DESCRIPTION (provided by applicant): Over the past five years, visible light-mediated photoredox catalysis has emerged as a versatile new activation platform in organic synthesis. Ruthenium or iridium-based polypyridyl photoredox catalysts absorb light in the visible range to generate stable, long-lived excited states that may act as either single-electron oxidants or reductants. Due to their unique reactivity profile, photoredox catalysts have the capacity to enable challenging bond constructions that are not accessible under standard approaches. In a seminal 2008 disclosure, our lab described the asymmetric α-alkylation of aldehydes via the synergistic merger of photoredox catalysis and chiral amine organocatalysis; this powerful dual-catalysis strategy features the simultaneous generation of catalytic quantities of both reactive intermediates. Subsequent reports, from our group and others, have further established the remarkable complexity-building capabilities of photoredox catalysis, particularly when merged with organocatalysis.

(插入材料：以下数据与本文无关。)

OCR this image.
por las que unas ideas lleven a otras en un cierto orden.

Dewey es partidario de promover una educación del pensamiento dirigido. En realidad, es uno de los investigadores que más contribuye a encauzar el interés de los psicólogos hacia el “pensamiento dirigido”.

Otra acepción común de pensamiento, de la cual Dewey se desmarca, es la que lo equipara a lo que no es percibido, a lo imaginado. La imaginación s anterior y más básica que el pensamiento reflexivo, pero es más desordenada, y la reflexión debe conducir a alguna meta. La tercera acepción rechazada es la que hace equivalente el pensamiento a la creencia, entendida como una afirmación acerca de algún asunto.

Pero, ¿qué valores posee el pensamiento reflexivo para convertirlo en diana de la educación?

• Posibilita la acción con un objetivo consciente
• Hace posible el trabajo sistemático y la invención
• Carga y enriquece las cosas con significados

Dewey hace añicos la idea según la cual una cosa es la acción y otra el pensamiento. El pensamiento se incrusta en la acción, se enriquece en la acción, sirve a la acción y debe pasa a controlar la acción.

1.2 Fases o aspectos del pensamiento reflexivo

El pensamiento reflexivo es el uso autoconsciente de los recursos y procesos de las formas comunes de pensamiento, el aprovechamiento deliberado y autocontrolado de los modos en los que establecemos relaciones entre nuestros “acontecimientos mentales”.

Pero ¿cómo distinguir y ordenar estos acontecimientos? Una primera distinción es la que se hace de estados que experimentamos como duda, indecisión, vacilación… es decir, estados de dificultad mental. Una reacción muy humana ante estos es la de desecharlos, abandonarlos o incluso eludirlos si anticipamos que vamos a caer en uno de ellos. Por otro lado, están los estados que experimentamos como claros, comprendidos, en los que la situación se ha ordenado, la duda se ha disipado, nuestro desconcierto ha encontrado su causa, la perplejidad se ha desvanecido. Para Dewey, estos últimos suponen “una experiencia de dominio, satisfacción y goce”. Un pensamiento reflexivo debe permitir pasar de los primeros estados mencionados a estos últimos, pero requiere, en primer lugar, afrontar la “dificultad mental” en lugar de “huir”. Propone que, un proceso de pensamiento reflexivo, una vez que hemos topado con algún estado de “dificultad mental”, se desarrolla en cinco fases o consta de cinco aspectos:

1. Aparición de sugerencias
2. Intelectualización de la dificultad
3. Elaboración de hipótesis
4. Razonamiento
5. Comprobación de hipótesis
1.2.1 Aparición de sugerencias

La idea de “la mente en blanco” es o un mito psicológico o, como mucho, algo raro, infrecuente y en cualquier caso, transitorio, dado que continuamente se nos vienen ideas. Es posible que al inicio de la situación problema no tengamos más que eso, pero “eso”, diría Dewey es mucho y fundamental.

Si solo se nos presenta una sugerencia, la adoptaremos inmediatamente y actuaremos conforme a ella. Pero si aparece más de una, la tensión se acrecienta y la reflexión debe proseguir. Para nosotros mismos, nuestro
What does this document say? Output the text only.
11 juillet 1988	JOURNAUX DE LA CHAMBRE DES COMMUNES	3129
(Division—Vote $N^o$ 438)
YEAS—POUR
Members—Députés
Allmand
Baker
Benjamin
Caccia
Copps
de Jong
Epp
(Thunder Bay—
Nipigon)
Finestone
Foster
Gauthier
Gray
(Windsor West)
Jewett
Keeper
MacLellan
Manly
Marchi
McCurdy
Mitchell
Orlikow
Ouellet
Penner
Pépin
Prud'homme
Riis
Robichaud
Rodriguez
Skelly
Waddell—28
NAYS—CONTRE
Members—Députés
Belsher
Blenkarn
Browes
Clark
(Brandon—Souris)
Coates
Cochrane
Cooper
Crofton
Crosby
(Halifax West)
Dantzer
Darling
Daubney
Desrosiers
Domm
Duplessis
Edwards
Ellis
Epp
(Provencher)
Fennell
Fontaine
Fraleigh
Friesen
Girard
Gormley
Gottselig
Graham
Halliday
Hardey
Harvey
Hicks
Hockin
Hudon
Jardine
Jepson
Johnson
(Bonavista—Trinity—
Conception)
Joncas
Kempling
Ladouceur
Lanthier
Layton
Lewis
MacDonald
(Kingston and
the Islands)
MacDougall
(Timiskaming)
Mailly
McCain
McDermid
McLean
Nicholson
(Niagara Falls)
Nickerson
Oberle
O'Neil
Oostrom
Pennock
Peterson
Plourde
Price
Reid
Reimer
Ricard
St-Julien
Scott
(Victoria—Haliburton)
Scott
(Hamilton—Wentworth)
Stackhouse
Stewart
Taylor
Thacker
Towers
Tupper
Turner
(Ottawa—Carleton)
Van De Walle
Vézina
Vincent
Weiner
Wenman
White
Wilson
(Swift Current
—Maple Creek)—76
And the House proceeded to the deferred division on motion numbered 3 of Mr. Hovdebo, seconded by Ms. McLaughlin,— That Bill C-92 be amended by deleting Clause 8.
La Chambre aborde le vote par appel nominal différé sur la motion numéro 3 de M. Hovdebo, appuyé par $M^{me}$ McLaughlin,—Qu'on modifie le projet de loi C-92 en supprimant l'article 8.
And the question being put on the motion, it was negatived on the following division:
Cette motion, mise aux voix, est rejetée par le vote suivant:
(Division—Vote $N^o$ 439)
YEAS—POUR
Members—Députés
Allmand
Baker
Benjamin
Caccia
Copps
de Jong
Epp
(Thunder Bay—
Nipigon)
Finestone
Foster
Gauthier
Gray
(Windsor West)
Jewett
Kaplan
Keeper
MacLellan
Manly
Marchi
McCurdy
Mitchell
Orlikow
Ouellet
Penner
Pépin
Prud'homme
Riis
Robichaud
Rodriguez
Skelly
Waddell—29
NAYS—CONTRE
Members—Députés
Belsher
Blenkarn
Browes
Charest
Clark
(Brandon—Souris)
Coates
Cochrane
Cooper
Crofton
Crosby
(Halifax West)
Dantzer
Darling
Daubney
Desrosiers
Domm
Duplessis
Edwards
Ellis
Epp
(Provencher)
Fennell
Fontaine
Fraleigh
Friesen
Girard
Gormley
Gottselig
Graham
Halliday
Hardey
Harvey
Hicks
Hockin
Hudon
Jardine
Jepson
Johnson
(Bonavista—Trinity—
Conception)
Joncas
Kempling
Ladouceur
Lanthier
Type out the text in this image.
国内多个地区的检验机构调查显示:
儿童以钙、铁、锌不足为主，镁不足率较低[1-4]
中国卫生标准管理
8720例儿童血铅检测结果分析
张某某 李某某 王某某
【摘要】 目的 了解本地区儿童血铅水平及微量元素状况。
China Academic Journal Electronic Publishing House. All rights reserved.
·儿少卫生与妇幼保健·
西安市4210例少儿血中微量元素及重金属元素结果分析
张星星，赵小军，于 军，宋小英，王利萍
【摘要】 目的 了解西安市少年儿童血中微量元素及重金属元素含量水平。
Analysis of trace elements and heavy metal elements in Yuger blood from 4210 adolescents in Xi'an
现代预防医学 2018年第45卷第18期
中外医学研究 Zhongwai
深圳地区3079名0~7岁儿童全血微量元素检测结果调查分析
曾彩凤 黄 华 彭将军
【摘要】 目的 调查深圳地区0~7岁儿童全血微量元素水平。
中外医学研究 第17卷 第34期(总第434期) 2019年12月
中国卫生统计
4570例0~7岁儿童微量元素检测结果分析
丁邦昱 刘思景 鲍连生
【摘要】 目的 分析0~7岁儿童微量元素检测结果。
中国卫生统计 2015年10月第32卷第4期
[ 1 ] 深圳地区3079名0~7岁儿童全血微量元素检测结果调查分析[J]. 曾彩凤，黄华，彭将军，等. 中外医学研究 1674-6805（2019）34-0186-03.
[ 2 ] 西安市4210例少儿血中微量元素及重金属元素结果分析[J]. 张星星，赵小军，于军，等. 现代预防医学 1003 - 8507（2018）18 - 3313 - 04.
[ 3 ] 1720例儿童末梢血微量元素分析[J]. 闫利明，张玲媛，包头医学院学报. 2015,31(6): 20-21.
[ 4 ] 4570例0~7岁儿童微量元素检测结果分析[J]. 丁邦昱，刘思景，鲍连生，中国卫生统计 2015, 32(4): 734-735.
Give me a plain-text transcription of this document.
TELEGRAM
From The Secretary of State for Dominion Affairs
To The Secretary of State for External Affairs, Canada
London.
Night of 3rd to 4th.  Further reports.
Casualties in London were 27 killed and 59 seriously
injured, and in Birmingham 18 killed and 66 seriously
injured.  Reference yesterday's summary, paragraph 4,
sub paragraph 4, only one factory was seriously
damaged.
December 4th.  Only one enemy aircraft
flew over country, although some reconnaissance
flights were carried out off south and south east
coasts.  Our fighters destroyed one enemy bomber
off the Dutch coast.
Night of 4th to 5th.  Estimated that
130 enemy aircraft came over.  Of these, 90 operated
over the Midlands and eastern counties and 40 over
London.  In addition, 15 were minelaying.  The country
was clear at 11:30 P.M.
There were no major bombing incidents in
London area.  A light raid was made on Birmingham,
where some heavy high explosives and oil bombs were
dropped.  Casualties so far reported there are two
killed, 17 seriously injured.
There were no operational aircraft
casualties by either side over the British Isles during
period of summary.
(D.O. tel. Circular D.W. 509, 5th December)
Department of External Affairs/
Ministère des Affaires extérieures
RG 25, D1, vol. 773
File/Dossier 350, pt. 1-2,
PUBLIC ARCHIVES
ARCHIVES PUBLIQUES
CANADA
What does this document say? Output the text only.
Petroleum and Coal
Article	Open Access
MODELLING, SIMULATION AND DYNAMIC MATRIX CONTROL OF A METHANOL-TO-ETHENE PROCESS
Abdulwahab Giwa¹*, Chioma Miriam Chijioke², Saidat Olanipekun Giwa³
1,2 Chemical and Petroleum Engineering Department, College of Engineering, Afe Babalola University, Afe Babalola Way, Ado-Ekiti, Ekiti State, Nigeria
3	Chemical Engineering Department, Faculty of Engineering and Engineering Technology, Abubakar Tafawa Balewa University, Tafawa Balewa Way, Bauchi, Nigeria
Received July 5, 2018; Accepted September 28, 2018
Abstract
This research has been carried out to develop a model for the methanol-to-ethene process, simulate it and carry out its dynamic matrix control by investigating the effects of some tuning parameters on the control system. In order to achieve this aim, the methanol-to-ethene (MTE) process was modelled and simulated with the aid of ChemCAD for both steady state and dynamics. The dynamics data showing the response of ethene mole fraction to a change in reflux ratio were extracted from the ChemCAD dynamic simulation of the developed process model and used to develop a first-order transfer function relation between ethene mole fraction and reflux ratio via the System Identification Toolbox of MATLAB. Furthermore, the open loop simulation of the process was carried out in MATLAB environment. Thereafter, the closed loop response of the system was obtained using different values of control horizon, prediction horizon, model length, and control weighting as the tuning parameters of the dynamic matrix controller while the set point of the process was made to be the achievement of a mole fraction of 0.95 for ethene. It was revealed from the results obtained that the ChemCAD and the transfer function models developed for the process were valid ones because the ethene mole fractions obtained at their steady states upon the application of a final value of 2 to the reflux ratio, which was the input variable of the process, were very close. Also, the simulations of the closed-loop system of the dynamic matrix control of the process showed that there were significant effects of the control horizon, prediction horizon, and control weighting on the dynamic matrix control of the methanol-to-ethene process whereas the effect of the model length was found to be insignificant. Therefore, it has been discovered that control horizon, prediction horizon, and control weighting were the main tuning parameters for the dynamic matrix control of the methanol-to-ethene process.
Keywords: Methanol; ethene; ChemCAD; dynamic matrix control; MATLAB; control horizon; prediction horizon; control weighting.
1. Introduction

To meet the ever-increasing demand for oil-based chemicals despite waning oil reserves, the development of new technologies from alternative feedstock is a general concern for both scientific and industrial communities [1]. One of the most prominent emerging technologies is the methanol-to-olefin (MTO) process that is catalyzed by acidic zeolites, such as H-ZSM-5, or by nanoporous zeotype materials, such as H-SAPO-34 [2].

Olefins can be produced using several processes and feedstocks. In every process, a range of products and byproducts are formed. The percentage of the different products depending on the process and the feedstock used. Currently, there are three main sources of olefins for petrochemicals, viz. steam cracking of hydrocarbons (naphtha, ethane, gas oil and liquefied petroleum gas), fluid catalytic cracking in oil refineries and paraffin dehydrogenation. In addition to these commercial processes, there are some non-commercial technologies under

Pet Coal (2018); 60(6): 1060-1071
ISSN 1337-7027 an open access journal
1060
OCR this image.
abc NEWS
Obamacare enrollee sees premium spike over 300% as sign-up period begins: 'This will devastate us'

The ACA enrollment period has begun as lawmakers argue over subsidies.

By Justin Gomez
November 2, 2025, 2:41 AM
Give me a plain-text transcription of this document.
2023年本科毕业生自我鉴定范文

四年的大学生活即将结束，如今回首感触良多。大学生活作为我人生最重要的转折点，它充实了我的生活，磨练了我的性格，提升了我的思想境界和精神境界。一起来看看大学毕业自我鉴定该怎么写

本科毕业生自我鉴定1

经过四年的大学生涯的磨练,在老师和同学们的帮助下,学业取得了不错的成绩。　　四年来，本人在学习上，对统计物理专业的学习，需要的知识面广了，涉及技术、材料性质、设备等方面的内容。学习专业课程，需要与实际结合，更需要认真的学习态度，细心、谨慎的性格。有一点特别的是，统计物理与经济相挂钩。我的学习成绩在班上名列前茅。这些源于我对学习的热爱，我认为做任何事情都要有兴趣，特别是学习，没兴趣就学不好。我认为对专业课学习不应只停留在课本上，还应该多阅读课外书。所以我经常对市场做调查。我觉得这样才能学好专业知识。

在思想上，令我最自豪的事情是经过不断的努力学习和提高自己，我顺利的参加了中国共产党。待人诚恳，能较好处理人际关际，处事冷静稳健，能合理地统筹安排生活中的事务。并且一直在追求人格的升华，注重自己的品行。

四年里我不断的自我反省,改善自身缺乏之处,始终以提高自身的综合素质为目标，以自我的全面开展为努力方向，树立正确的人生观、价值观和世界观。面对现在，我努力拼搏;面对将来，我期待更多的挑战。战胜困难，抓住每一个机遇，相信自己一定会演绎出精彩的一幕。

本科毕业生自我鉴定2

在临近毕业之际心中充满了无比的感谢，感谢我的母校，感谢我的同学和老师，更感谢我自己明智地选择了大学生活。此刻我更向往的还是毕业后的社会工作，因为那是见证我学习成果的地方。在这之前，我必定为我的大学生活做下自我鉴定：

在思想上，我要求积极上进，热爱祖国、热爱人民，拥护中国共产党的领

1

In this research proposal, we outline new directions for our photoredox-based research program. Each of the four aims proposed herein envisions a novel reactivity platform featuring a transient, photoredox-generated active species that may be productively harnessed for the synthesis of a menu of high-value functional motifs. In Aim 1, we propose to develop direct, one-carbon expanded variants of the Mannich, Michael, and aldol reactions via a novel 5π-electron intermediate species that is transiently generated from ketone or aldehyde precursors through synergistic organocatalysis and photoredox catalysis. Aim 2 leverages an α-amino radical species - generated in situ via photoredox catalysis - en route to valuable amine-containing scaffolds, including vicinal diamines and allylic amines. Aim 3 envisions the direct arylation of labile allylic and benzylic C-H bonds through synergistic thiol-based organocatalysis and photoredox catalysis, as a means by which to gain rapid access to diaryl methanes and vinyl-aryl methanes. Finally, in Aim 4, we propose to accomplish the photoredox-catalyzed decarboxylative functionalization of α-amino acids en route to valuable benzylic amine and alkyl amine motifs. In a key expansion of this project, we will explore opportunities for the development of an asymmetric variant for the synthesis of γ-amino aldehydes via merged photoredox and chiral amine-based organocatalysis.

描述（由申请人提供）：在过去的五年中，可见光介导的光氧化还原催化已经成为有机合成中的多功能新活化平台。钌或铱基聚吡啶光氧化还原催化剂吸收可见光范围内的光，以产生稳定、长寿命的激发态，其可以充当单电子氧化剂或还原剂。由于其独特的反应性特征，光氧化还原催化剂能够实现在标准方法下无法实现的具有挑战性的键结构。在2008年的一项开创性的公开中，我们的实验室描述了通过光氧化还原催化和手性胺有机催化的协同合并实现醛的不对称α-烷基化;这种强大的双催化策略的特点是同时产生催化量的两种活性中间体。随后的报告，从我们的小组和其他人，进一步建立了显着的复杂性建设能力的光氧化还原催化，特别是当合并与有机催化。在这项研究计划中，我们概述了我们基于光氧化还原的研究计划的新方向。本文提出的四个目标中的每一个都设想了一种新的反应性平台，其特征在于瞬时的光氧化还原生成的活性物质，其可以有效地用于合成高价值功能基序的菜单。在目标1中，我们提出通过一种新型的5π电子中间体物种开发直接的一碳扩展的Mannich，Michael和aldol反应变体，该中间体物种通过协同有机催化和光氧化还原催化从酮或醛前体瞬时产生。目标2利用α-氨基自由基物种-通过光氧化还原催化原位产生-在路线上有价值的含胺支架，包括邻二胺和烯丙基胺。目标3设想通过协同的基于硫醇的有机催化和光氧化还原催化，将不稳定的烯丙基和苄基C-H键直接芳基化，作为快速获得二芳基甲烷和乙烯基-芳基甲烷的手段。最后，在目标4中，我们提出完成光氧化还原催化的脱羧官能化， α-氨基酸在形成有价值的苄基胺和烷基胺基序的过程中。在该项目的一个关键扩展中，我们将探索通过合并的光氧化还原和手性胺基有机催化合成γ-氨基醛的不对称变体的开发机会。